Raga is a member of the technical staff at Sandia. She is a molecular, developmental and, most recently, computational biologist with a background in regulation of gene expression and cell fates in mammalian systems. Her main area of focus is characterizing, monitoring, and engineering of molecular pathways within cells to alter their phenotypic outcomes. She combines the use of bioinformatics, modeling, and machine learning with experimental biology to dissect the mechanisms by which cellular responses can be programmed, both intrinsically and by external influences.

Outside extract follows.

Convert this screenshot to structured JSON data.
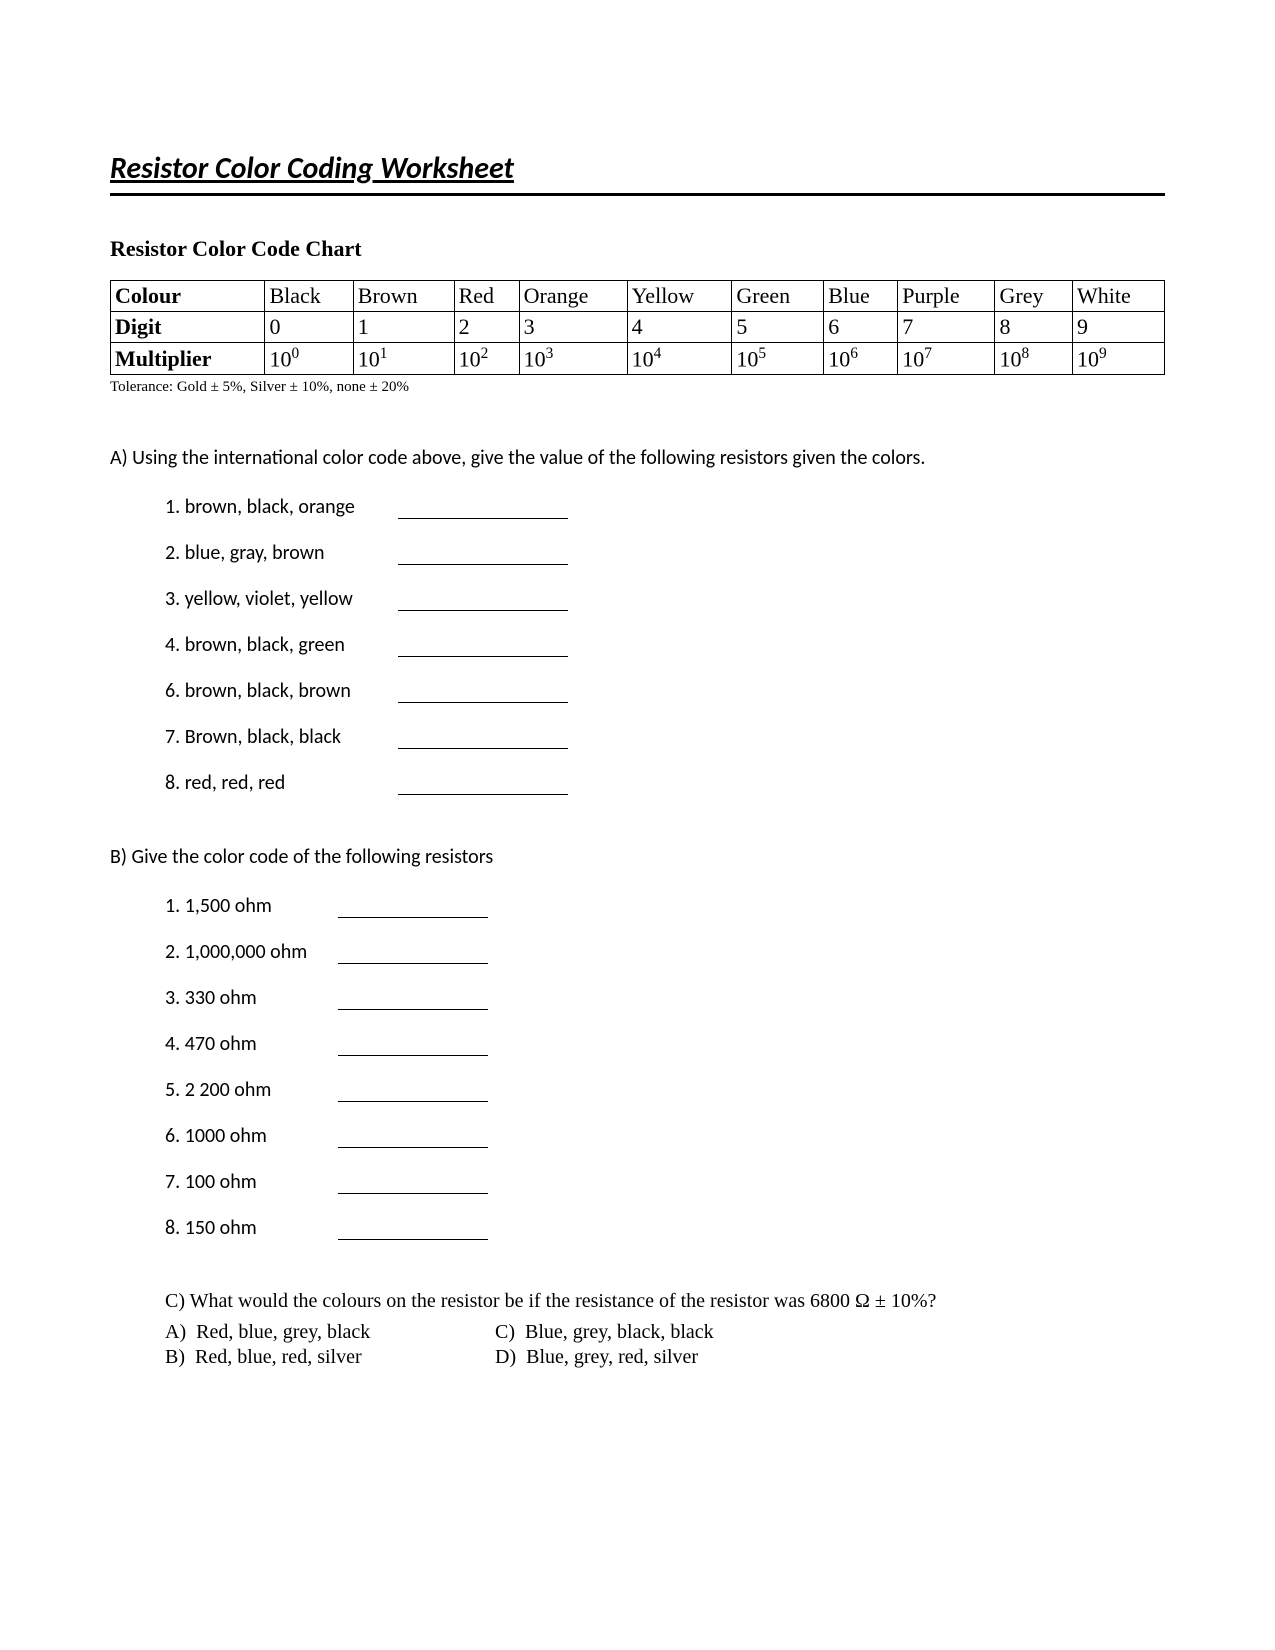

Raga’s current projects include enhancing antimicrobial and immunomodulatory activity of mesenchymal stromal cells through CRISPR-based gene modulation, prediction of CRISPR efficiency across cell types, and generating optogenetic (light-activatable) neurons and neuron-like cells for interfacing with low-power computing devices.
She received her Bachelor of Arts in Natural Sciences (Biochemistry) from the University of Cambridge, UK, in 2004. She then went on to receive her Ph.D. in Biochemistry, Cell and Molecular Biology (laboratory of Dr. W. Lee Kraus) at Cornell University, Ithaca, NY, in 2010.
Dr. Warren L. Davis IV is a Principal Member of Technical Staff in the Scalable Analysis and Visualization department in the Center for Computing Research at Sandia National Laboratories. He was the principal investigator for the Hybrid Methods for Cybersecurity Analysis LDRD and the Machine Learning in Adversarial Environments LDRD research projects which had significant impact on cyber operations at the lab. In addition, he is the principal investigator of the Machine Learning for Intelligent Data Capture on Exascale Platforms research project for the DOE ASCR program.
Warren joined the technical staff at Sandia in 2009. He received his Ph.D. in computer science from Florida State in 2006, gaining industry experience as a graduate intern at both the National Astronomical Observatory of Japan in Tokyo and the IBM Almaden Research Center, where he was hired as a Research Staff Member after graduation. Warren has published over 20 journal articles, conference publications, and peer-reviewed presentations, and has worked in the fields of cybersecurity, healthcare informatics, climate modeling, material science, text analytics, combustion, and fluid dynamics, to name a few. In addition, he was awarded the 2019 Black Engineer of the Year Award in Research Leadership.